1.4.1.3. Boundary element method
Similar to the KRM model, the boundary element method (BEM) can calculate backscatter from arbitrarily shaped surfaces (Francis 1993). It takes account of energy diffracted into the shadow zone within the scattering body, which is not true for the KRM (Simmonds and MacLennan 2005). It also enables backscatter modelling of three-dimensional structures with discrete interior inclusions that may have different acoustic properties (Foote and Francis 2002). Like the KRM, the BEM has so far not been applied to model backscatter of herring. Nevertheless, both these models are promising since they can be applied to accurate representations of fish body parts, and therefore provide a distinct advantage over models based on simple geometric shapes. Foote and Francis (2002) used both the KRM and BEM method to model gadoid TS and found the results to be in close agreement. In a further study on gadoids, Francis and Foote (2003) attempted to quantify the depth-dependence of TS caused by increased mass density of the swimbladder gas assuming a constant volume. They modelled the swimbladder backscatter of depth-adapted pollack and saithe (Pollachius virens) and found that the mean TS did not change significantly
with depth. Even though the orientation dependence of TS was found to increase with depth they concluded that there were no implications for echo counting applications.

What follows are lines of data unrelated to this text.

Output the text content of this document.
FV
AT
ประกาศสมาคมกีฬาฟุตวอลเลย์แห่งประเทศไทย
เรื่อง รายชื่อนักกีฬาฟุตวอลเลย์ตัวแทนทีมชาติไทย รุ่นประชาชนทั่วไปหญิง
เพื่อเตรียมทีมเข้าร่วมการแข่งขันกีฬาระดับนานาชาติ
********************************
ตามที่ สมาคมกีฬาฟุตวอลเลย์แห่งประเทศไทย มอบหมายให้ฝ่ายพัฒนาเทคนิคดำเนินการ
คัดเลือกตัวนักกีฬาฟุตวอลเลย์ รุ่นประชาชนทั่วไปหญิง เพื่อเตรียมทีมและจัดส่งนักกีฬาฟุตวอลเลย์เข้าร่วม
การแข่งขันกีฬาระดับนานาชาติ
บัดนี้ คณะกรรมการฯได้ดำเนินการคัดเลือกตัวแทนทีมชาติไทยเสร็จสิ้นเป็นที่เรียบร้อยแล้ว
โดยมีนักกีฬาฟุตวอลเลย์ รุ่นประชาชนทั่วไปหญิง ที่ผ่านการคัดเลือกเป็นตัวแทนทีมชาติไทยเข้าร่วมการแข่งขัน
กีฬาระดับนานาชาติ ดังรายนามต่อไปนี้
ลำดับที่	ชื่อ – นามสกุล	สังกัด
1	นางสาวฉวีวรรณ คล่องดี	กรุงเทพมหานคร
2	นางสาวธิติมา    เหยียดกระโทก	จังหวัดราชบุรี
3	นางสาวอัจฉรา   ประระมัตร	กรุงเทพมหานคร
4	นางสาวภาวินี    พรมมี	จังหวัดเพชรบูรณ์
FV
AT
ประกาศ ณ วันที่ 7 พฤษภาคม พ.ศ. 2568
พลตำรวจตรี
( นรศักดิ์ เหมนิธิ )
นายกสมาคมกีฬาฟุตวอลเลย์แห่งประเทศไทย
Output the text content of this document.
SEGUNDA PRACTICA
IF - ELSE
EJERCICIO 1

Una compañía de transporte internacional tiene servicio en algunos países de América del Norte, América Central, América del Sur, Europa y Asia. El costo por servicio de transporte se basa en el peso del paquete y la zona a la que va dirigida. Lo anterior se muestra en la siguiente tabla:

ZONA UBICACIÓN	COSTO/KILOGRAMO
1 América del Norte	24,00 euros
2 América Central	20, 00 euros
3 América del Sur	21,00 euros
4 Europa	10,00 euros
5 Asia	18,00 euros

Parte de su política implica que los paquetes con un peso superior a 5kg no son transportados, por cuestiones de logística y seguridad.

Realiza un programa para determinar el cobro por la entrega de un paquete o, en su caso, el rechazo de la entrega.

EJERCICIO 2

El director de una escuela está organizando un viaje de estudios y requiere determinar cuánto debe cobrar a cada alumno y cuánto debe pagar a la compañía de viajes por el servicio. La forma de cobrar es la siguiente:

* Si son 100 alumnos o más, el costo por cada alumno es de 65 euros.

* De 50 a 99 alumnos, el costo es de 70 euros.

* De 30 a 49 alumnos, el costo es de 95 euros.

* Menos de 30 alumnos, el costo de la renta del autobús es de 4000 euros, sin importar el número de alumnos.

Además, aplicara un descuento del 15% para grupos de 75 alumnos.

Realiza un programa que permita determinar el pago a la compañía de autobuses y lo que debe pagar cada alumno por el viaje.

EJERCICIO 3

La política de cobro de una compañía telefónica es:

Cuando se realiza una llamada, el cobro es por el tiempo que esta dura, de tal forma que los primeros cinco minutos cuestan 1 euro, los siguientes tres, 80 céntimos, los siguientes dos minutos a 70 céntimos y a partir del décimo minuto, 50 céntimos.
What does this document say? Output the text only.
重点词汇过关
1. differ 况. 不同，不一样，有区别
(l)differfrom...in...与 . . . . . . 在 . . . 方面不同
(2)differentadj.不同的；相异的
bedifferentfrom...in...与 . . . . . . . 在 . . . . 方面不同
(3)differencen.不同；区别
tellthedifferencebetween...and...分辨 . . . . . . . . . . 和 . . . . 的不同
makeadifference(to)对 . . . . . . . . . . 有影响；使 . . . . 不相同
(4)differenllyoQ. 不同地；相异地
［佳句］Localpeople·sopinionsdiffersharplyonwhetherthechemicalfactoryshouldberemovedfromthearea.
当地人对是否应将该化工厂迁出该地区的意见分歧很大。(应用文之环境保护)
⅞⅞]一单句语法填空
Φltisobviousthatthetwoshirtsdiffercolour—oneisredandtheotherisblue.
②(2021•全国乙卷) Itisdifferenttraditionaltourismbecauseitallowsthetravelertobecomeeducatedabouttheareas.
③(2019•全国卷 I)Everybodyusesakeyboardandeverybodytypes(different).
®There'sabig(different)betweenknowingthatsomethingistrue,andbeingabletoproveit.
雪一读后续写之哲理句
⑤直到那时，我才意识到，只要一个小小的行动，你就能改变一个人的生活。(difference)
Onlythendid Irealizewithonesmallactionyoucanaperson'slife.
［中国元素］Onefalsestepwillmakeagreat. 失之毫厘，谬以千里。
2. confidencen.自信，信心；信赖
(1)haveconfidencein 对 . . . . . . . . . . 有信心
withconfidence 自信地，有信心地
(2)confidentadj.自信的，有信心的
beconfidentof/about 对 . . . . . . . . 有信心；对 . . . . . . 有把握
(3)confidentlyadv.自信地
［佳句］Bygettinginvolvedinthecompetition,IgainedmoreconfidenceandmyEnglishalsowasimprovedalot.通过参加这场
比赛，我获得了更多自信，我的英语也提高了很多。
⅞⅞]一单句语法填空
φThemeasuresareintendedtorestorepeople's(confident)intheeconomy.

1.4.1.4. Distorted wave Born approximation
An approach that can be applied to weak scattering bodies of any shape is the distorted wave Born approximation (DWBA; Morse and Ingard 1968). Backscattering is expressed as a three-dimensional integral over the body volume. The model is valid at all acoustic frequencies and object orientations, however, secondary scattering and absorption within the body are ignored. Because of its abilities, the DWBA has so far been widely used to model backscatter of plankton (McGehee et al. 1998; Stanton et al. 1998; Lavery et al. 2002), but could equally well be applied to weak scattering components of fish, such as the fish flesh.